都知事選の前に気を引き締めていこう、ということで8日の昼間、渋谷で見ました。
311以降、無人地帯 - "No Man's Land" - と化してしまった福島周辺の光景を記録したもの。
冒頭のナレーションにもあった通り、いまや我々はこうした災害映像のAddict(或いは犯罪現場映像の … 或いは癒し映像の … )になってしまっている。
そんな映像を見て衝撃を受け、例えばボランティアに走る、反原発のデモに参加する、自分でできることはないか、等々を考える、ということをする。 そんなふうな感情の揺さぶりとか行動を起こさせるような映像を見る側も作る側も求めていて、そういう需給サイクルが回っているなか、311関係はもううんざり、になってしまう。
そういう需給関係って、そこに留まることで状況にはなんにも作用しない(せいぜい、悪いのはこいつだあいつだ、と犯人捜しをする程度)ことがわかっていて、でも、じゃあみんな逮捕して裁判すればなにかよくなるというのか - ならねえだろ。 などなどなど。
冒頭、映像がぐるーっと360度まわって、そこに映し出されるありえない惨状。 べつに死体が映っていたりするわけではないが、本来あるべき場所にはない船とか逆さまの車とか崩れた建物とかむき出しの柱とか壁とかその破片とか瓦礫とか。ひとはいない(無人地帯)。風の音に鳥や虫の声みたいのは聞こえる。一瞬原発の煙突が見える。 ぐるり360度そう、ということはこれはセットではなくて、まちがいなく現実の世界を映したもので、それはかつてあった世界 - 有人地帯とは異なる、ぜんぜん異なるなにかで、それまであった世界がこんなふうな世界に突然変貌してしまったことの驚異が、まずくることになる。
この強い映像をまえに、我々が考えることってなんなのだろう、というのがこの映画の起点で、その思考は映された - 壊れている世界に対してどんな作用をすることになるのか、というところまで我々を運んでいく。 家や田畑や植木を潰され、家族から離された被害にあった人達のインタビューは、我々を怒りとか悲しみとかそれらへの共感とか、そういったところに導かず、彼らは幽霊のように漂っているかのようで、つまりは無人地帯に、ひとが無い世界にいるそれで。 で、そういう世界って… と考えはぐるぐるまわっていく。 黙ってみることしかできない。
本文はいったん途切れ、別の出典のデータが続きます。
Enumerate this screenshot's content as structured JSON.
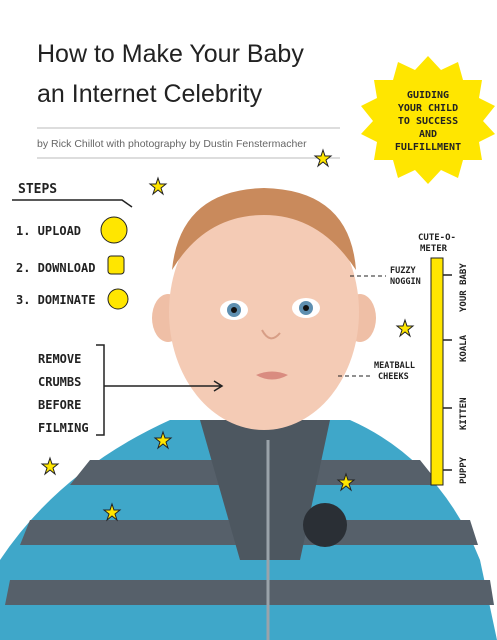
{
  "title": [
    "How to Make Your Baby",
    "an Internet Celebrity"
  ],
  "byline": "by Rick Chillot with photography by Dustin Fenstermacher",
  "badge": [
    "GUIDING",
    "YOUR CHILD",
    "TO SUCCESS",
    "AND",
    "FULFILLMENT"
  ],
  "steps": {
    "heading": "STEPS",
    "items": [
      "1. UPLOAD",
      "2. DOWNLOAD",
      "3. DOMINATE"
    ]
  },
  "note": [
    "REMOVE",
    "CRUMBS",
    "BEFORE",
    "FILMING"
  ],
  "meter": {
    "title": [
      "CUTE-O-",
      "METER"
    ],
    "levels": [
      "YOUR BABY",
      "KOALA",
      "KITTEN",
      "PUPPY"
    ]
  },
  "callouts": [
    [
      "FUZZY",
      "NOGGIN"
    ],
    [
      "MEATBALL",
      "CHEEKS"
    ]
  ]
}
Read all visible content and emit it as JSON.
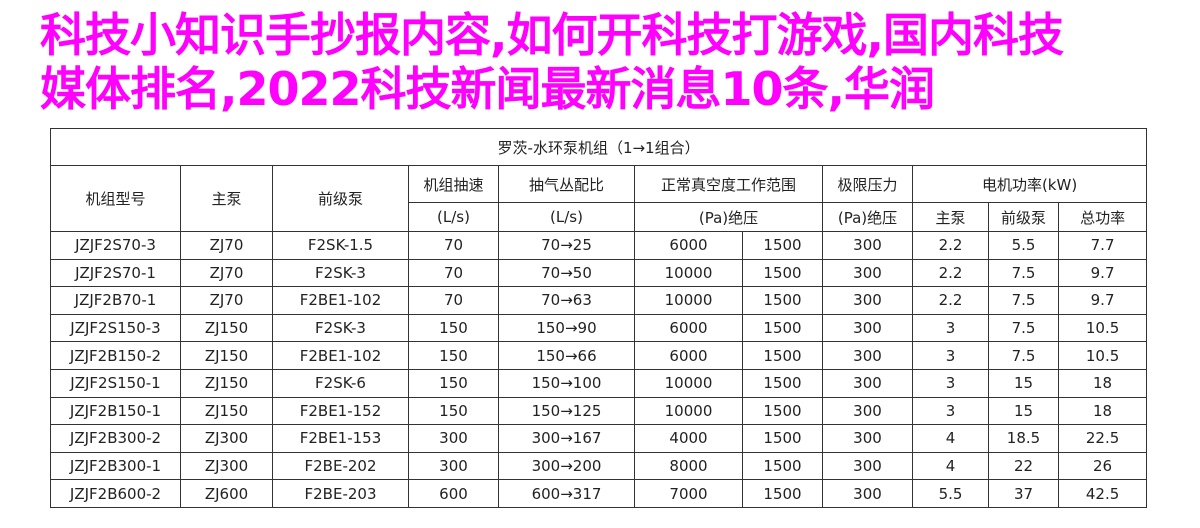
{
  "table": {
    "title": "罗茨-水环泵机组（1→1组合）",
    "headers": {
      "model": "机组型号",
      "main_pump": "主泵",
      "pre_pump": "前级泵",
      "speed": "机组抽速",
      "speed_unit": "(L/s)",
      "ratio": "抽气丛配比",
      "ratio_unit": "(L/s)",
      "vacuum_range": "正常真空度工作范围",
      "vacuum_unit": "(Pa)绝压",
      "limit_pressure": "极限压力",
      "limit_unit": "(Pa)绝压",
      "motor_power": "电机功率(kW)",
      "power_main": "主泵",
      "power_pre": "前级泵",
      "power_total": "总功率"
    },
    "rows": [
      [
        "JZJF2S70-3",
        "ZJ70",
        "F2SK-1.5",
        "70",
        "70→25",
        "6000",
        "1500",
        "300",
        "2.2",
        "5.5",
        "7.7"
      ],
      [
        "JZJF2S70-1",
        "ZJ70",
        "F2SK-3",
        "70",
        "70→50",
        "10000",
        "1500",
        "300",
        "2.2",
        "7.5",
        "9.7"
      ],
      [
        "JZJF2B70-1",
        "ZJ70",
        "F2BE1-102",
        "70",
        "70→63",
        "10000",
        "1500",
        "300",
        "2.2",
        "7.5",
        "9.7"
      ],
      [
        "JZJF2S150-3",
        "ZJ150",
        "F2SK-3",
        "150",
        "150→90",
        "6000",
        "1500",
        "300",
        "3",
        "7.5",
        "10.5"
      ],
      [
        "JZJF2B150-2",
        "ZJ150",
        "F2BE1-102",
        "150",
        "150→66",
        "6000",
        "1500",
        "300",
        "3",
        "7.5",
        "10.5"
      ],
      [
        "JZJF2S150-1",
        "ZJ150",
        "F2SK-6",
        "150",
        "150→100",
        "10000",
        "1500",
        "300",
        "3",
        "15",
        "18"
      ],
      [
        "JZJF2B150-1",
        "ZJ150",
        "F2BE1-152",
        "150",
        "150→125",
        "10000",
        "1500",
        "300",
        "3",
        "15",
        "18"
      ],
      [
        "JZJF2B300-2",
        "ZJ300",
        "F2BE1-153",
        "300",
        "300→167",
        "4000",
        "1500",
        "300",
        "4",
        "18.5",
        "22.5"
      ],
      [
        "JZJF2B300-1",
        "ZJ300",
        "F2BE-202",
        "300",
        "300→200",
        "8000",
        "1500",
        "300",
        "4",
        "22",
        "26"
      ],
      [
        "JZJF2B600-2",
        "ZJ600",
        "F2BE-203",
        "600",
        "600→317",
        "7000",
        "1500",
        "300",
        "5.5",
        "37",
        "42.5"
      ]
    ]
  },
  "overlay": {
    "line1": "科技小知识手抄报内容,如何开科技打游戏,国内科技",
    "line2": "媒体排名,2022科技新闻最新消息10条,华润",
    "color": "#ff00ff"
  }
}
動物とか草花はいるし、元気に動いていて、ひとだけがいない - その隔たりを作ったのは放射能という目に見えないもので、目にみえないそいつが、この無人の映像を生んでいる - ここに映っているのはひとの替わりとして置かれた放射能の姿そのもの、なのかもしれない。 とにかくみろ。
そこに柔らかな英語のナレーションが被さる - 身内のみの言葉から離れてしまうことで世界は改めて異化されたものとして現れて、でも同時に強い同化の要請のなかにある土地であることを改めて思い起こさせるの。
Barre Phillipsによるコントラバスを中心とした音楽は強い風となり波を呼んで道をつくる。
獣道を吹く風 - "Route One USA" - (1989) で鳴っていたのとおなじように無人と有人の間のパスを。
制作中というパート2には「時間」という要素が出てくるのかしらん。